Despite the novel use of the 2.7 semitubular plates in treating unstable distal ulnar fractures and its success, the study carries some limitations: the lack of a control group, especially in comparison to the anatomical distal ulnar LCP, the cost-effectiveness of both implants could be studied as well as the use of both plates in the older age group with more osteoporotic fractures.

4.1. Conclusion

The use of the 2.7 mm semitubular hook plate is a successful choice for internal fixation of unstable distal ulnar fractures either isolated or associated with distal radius fractures with a favorable union time and functional outcome and range of motion with minimal complications.
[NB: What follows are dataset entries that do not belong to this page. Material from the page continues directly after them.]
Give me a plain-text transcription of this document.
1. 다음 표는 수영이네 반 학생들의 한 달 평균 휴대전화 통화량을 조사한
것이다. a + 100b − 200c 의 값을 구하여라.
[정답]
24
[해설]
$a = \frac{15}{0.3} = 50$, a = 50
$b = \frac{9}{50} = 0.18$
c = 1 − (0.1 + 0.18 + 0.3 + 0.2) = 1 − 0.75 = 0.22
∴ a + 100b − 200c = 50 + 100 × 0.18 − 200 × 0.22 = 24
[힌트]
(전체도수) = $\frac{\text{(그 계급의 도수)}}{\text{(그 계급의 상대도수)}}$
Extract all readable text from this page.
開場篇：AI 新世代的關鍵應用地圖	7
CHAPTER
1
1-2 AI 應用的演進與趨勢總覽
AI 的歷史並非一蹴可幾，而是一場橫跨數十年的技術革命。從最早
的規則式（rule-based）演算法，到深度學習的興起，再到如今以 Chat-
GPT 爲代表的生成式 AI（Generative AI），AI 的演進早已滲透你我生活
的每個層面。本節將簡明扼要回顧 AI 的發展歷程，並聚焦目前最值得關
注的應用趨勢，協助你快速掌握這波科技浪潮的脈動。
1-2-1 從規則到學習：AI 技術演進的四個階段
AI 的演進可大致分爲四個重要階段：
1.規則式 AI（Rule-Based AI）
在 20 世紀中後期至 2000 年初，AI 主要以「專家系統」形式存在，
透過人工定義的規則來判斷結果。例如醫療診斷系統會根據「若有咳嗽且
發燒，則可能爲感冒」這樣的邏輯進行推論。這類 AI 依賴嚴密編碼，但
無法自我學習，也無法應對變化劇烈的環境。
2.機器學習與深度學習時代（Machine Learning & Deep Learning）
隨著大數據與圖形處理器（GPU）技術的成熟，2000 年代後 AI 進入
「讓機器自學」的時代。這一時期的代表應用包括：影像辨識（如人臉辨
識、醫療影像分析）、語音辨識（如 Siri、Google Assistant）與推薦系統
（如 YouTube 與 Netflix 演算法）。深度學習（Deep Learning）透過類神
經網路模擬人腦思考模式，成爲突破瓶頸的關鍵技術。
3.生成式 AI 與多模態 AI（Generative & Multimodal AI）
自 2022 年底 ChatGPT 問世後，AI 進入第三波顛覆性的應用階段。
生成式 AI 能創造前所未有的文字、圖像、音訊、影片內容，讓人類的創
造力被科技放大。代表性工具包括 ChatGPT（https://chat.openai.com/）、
The use of such a plate is a suitable alternative to anatomical LCP with more availability and less cost with a comparable outcome.

Ethics Statement

All procedures performed in our study were following the ethical standards of the institutional research committee and were in accordance with the 1964 Helsinki Declaration and its later amendments or comparable ethical standards.

Consent

Informed consent was obtained from all individual participants included in the study according to the rules of the hospital research ethical committee.

Disclosure

This manuscript is original and not published elsewhere in any language.

Conflicts of Interest

The authors declare no conflicts of interest.

Author Contributions

Mohamed I. Abulsoud: study design, surgical technique, follow-up of patients, and shared in writing the manuscript.

Mohammed Elmarghany: participation in revising the manuscript, follow-up of patients, and statistical analysis.

Ahmed R. Zakaria: participation in revising the manuscript, surgical technique, and statistical analysis.

Ehab A. Alshal: surgical technique and participation in writing the manuscript.

Mohamed Moawad: participation in revising the manuscript, surgical technique, and statistical analysis.

Ehab A. Elzahed: participation in revising the manuscript and statistical analysis.

Mohamed F. Elhalawany: follow-up of patients and shared in writing the manuscript.

Bahaa A. Kornah: participation in writing and revising the manuscript.

Funding

The authors did not get funds from a third party or institution or any organization or company.

Acknowledgments

The authors appreciate the participation of all the staff members in the Department of Orthopaedic Surgery, Al-Azhar University, Cairo, Egypt.

    Data Availability Statement

    The datasets used and analyzed during the current study are available from the corresponding author upon request.